As the second period of lockdown gradually lifts, the picture of ongoing disruption and upheaval continues. So many uncertainties still remain. Covid-19 has not gone away. And whilst we are better informed about how to keep ourselves and our loved ones safe, many of us continue to face major challenges and change. In this blog we focus on surviving change and draw on Kubler-Ross’s Change Curve, to help us understand our responses and needs as we adapt and adjust.
What is the Change Curve?
Elizabeth Kubler-Ross first described the Change Curve in 1969. It is one of the earliest change models and over the years has also been referred to as the Transition Curve or the Coping Cycle. Kubler-Ross originally developed the Change Curve as a way of understanding how we respond to bereavement. And in her book “On Death and Dying” she identifies five stages of grief as important in this process. These stages reflect the emotional journey typically experienced by those faced with loss or significant change.
However, all change involves loss at some level, and the Change Curve helps us understand how people react to change in a wide range of contexts in which loss is present. It provides an insight into the patterns of responses that may be present and the impact on our personal performance, energy and mood.
The Change Curve stages
In her original text, Kubler-Ross identified five stages of grief: denial, anger, bargaining, depression and acceptance. As the Change Curve has been used in different contexts these stages have been adapted and expanded. In the model presented here, we identify the stage of anger as part of a broader range of responses to threat. These include resistance, anxiety and frustration. Similarly we have expanded the stage of bargaining to reflect the associated activities of exploration and discovery.
This series of responses can be seen as defense mechanisms that protect us as we gradually make sense of and understand what the change means for us. They allow us space to explore the reality of the situation in small, manageable steps and can prevent us from becoming overwhelmed.
It is important to remember that whilst the model described appears linear, we do not necessarily move through these stages in a linear way. We may move back and forth between them or go through some stages more than once. This is normal and part of the process of learning to manage the change.
The Change Curve is a personal journey. Just as we will all experience change differently, we will all respond differently too. The order in which we go through the stages will be different for all of us. Personality, life circumstances and experiences will influence how we respond. This can sometimes make it hard for us to support each other and to feel supported.

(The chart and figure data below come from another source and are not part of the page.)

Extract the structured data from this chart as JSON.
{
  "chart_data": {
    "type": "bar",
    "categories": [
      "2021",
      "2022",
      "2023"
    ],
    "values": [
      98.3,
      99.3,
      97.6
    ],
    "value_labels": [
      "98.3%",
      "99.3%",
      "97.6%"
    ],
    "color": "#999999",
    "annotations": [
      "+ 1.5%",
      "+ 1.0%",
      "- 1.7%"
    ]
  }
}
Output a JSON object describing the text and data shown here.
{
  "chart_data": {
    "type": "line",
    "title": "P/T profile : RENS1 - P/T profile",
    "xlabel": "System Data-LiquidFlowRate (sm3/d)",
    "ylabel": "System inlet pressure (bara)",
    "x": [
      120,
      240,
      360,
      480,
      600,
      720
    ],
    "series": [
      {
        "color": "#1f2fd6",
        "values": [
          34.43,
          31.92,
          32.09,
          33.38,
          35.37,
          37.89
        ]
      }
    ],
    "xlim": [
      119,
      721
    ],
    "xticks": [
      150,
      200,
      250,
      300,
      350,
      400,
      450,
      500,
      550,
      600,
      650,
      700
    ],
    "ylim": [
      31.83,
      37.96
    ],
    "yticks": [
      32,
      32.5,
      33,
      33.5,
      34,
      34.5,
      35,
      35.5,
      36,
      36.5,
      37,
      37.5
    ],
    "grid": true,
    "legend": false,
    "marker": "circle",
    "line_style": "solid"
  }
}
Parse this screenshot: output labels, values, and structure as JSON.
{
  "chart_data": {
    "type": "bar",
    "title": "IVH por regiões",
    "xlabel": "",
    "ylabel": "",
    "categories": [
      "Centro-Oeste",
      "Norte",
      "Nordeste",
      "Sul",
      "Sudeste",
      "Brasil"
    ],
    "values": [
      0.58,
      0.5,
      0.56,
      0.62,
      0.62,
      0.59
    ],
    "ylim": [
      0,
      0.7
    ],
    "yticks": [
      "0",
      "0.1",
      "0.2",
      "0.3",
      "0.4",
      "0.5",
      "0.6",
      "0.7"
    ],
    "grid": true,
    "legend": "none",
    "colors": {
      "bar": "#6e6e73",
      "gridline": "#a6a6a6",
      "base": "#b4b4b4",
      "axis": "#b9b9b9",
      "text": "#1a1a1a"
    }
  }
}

Here are a few ideas that can help us survive and manage through change:
Learn to tolerate distress
When we experience the anxiety, frustration or anger associated with change it can help to take a moment’s time out. Using slow rhythmic breathing will calm sympathetic nervous system arousal, reducing our feelings of distress. This technique is easy to learn and can be applied in the moment when we most need it. Similarly, practicing mindfulness allows us to tolerate distressing thoughts as we teach ourselves to watch them come and go without becoming overly caught up in them. Remember, these symptoms of distress are normal and adaptive, so we don’t want to get rid of them. Accepting them as part of the process of change will help us to tolerate them and move on to the next stage.
Hold onto hope
Holding onto hope is key. Remembering that all things come to an end helps us maintain a belief that there are positives on the other side of the changes we are experiencing. As we come to realise that the period of change is temporary, we experience hope. This can draw us out of despair and allow us moments of exploration and discovery, helping us to adjust to the new future.
Draw on self-compassion
As we struggle with change, the resistance, anxiety, frustration and sadness can feel overwhelming. It affects our ability to think clearly and we can find it impossible to work out what we need to do. We can become drawn into self-criticism, expecting ourselves to recover more quickly or blaming ourselves for past events. At these times it can help to draw on self-compassion, to have empathy for ourselves and to let go of self-judgement. Having a list of activities that you find soothing that you can draw on at these times will help.
If someone you know is experiencing loss or change, it can be hard to know how to respond. Particularly if they are angry, frustrated or resisting the change. It can be easy to take their responses personally, not realising that they may be on a difficult emotional journey. Being patient, asking questions and listening will help you to understand their reactions. Showing empathy and giving them space to talk will support them to move through the process of grief.
In conclusion, the Change Curve is a model that helps us to recognise and understand our emotions and behaviours as we encounter and move through change. It helps us to re-evaluate our reactions to change and also to recognise that our responses are normal and not a sign that we are falling apart. We can also use the model to understand and support friends, family or colleagues who may be dealing with change.